At the city level, the Department of Environmental Protection has raised concerns about the drilling. Community boards in Manhattan, Queens and the Bronx have held hearings on the question. City Councilman James Gennaro, chairman of the Council’s Environmental Protection Committee, earlier this year introduced a resolution calling for a total ban on “drilling for natural gas within the boundaries of the watershed of the New York City drinking water supply.” Stringer, in conjunction with environmental advocacy groups like the Natural Resources Defense Council and Riverkeeper, has also called for a ban on watershed drilling.

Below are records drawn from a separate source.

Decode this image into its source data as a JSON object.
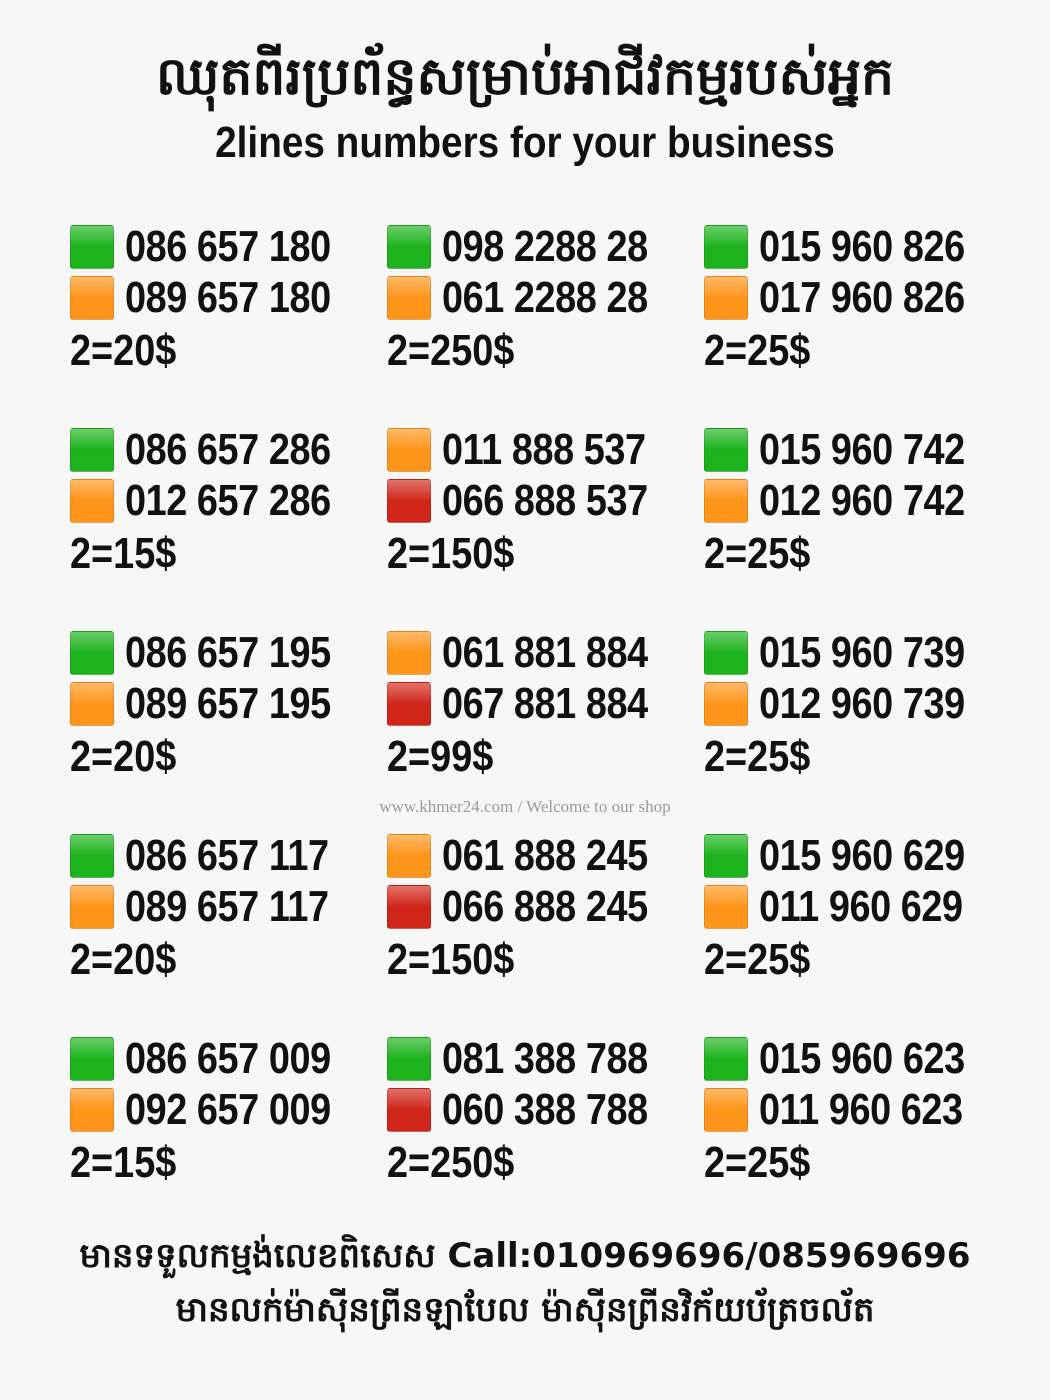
{
  "header": {
    "title_khmer": "ឈុតពីរប្រព័ន្ធសម្រាប់អាជីវកម្មរបស់អ្នក",
    "title_english": "2lines numbers for your business"
  },
  "colors": {
    "green": "#1db31d",
    "orange": "#ff951a",
    "red": "#d0261a"
  },
  "columns": [
    [
      {
        "lines": [
          {
            "color": "green",
            "number": "086 657 180"
          },
          {
            "color": "orange",
            "number": "089 657 180"
          }
        ],
        "price": "2=20$"
      },
      {
        "lines": [
          {
            "color": "green",
            "number": "086 657 286"
          },
          {
            "color": "orange",
            "number": "012 657 286"
          }
        ],
        "price": "2=15$"
      },
      {
        "lines": [
          {
            "color": "green",
            "number": "086 657 195"
          },
          {
            "color": "orange",
            "number": "089 657 195"
          }
        ],
        "price": "2=20$"
      },
      {
        "lines": [
          {
            "color": "green",
            "number": "086 657 117"
          },
          {
            "color": "orange",
            "number": "089 657 117"
          }
        ],
        "price": "2=20$"
      },
      {
        "lines": [
          {
            "color": "green",
            "number": "086 657 009"
          },
          {
            "color": "orange",
            "number": "092 657 009"
          }
        ],
        "price": "2=15$"
      }
    ],
    [
      {
        "lines": [
          {
            "color": "green",
            "number": "098 2288 28"
          },
          {
            "color": "orange",
            "number": "061 2288 28"
          }
        ],
        "price": "2=250$"
      },
      {
        "lines": [
          {
            "color": "orange",
            "number": "011 888 537"
          },
          {
            "color": "red",
            "number": "066 888 537"
          }
        ],
        "price": "2=150$"
      },
      {
        "lines": [
          {
            "color": "orange",
            "number": "061 881 884"
          },
          {
            "color": "red",
            "number": "067 881 884"
          }
        ],
        "price": "2=99$"
      },
      {
        "lines": [
          {
            "color": "orange",
            "number": "061 888 245"
          },
          {
            "color": "red",
            "number": "066 888 245"
          }
        ],
        "price": "2=150$"
      },
      {
        "lines": [
          {
            "color": "green",
            "number": "081 388 788"
          },
          {
            "color": "red",
            "number": "060 388 788"
          }
        ],
        "price": "2=250$"
      }
    ],
    [
      {
        "lines": [
          {
            "color": "green",
            "number": "015 960 826"
          },
          {
            "color": "orange",
            "number": "017 960 826"
          }
        ],
        "price": "2=25$"
      },
      {
        "lines": [
          {
            "color": "green",
            "number": "015 960 742"
          },
          {
            "color": "orange",
            "number": "012 960 742"
          }
        ],
        "price": "2=25$"
      },
      {
        "lines": [
          {
            "color": "green",
            "number": "015 960 739"
          },
          {
            "color": "orange",
            "number": "012 960 739"
          }
        ],
        "price": "2=25$"
      },
      {
        "lines": [
          {
            "color": "green",
            "number": "015 960 629"
          },
          {
            "color": "orange",
            "number": "011 960 629"
          }
        ],
        "price": "2=25$"
      },
      {
        "lines": [
          {
            "color": "green",
            "number": "015 960 623"
          },
          {
            "color": "orange",
            "number": "011 960 623"
          }
        ],
        "price": "2=25$"
      }
    ]
  ],
  "watermark": "www.khmer24.com / Welcome to our shop",
  "footer": {
    "line1": "មានទទួលកម្មង់លេខពិសេស Call:010969696/085969696",
    "line2": "មានលក់ម៉ាស៊ីនព្រីនឡាបែល ម៉ាស៊ីនព្រីនវិក័យប័ត្រចល័ត"
  }
}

Given the broader environmental concern of climate change and the stark economic need of upstate counties, the question is not whether there will be hydro-frac drilling in the Marcellus Shale, but where and how that drilling will occur, says Chedzoy. “We can tap into this resource. We can benefit from it,” he says. “Is there a risk? Yes. Is there a justifiable risk? I can’t answer that.”

He notes that many of the communities who might profit from the jobs and tax money that drilling would bring drink the same water as city residents. “Nobody wants to see their water poisoned, their land destroyed, communities ruined,” Chedzoy adds. “A year ago it was all about the money. But now both sides are coming together.”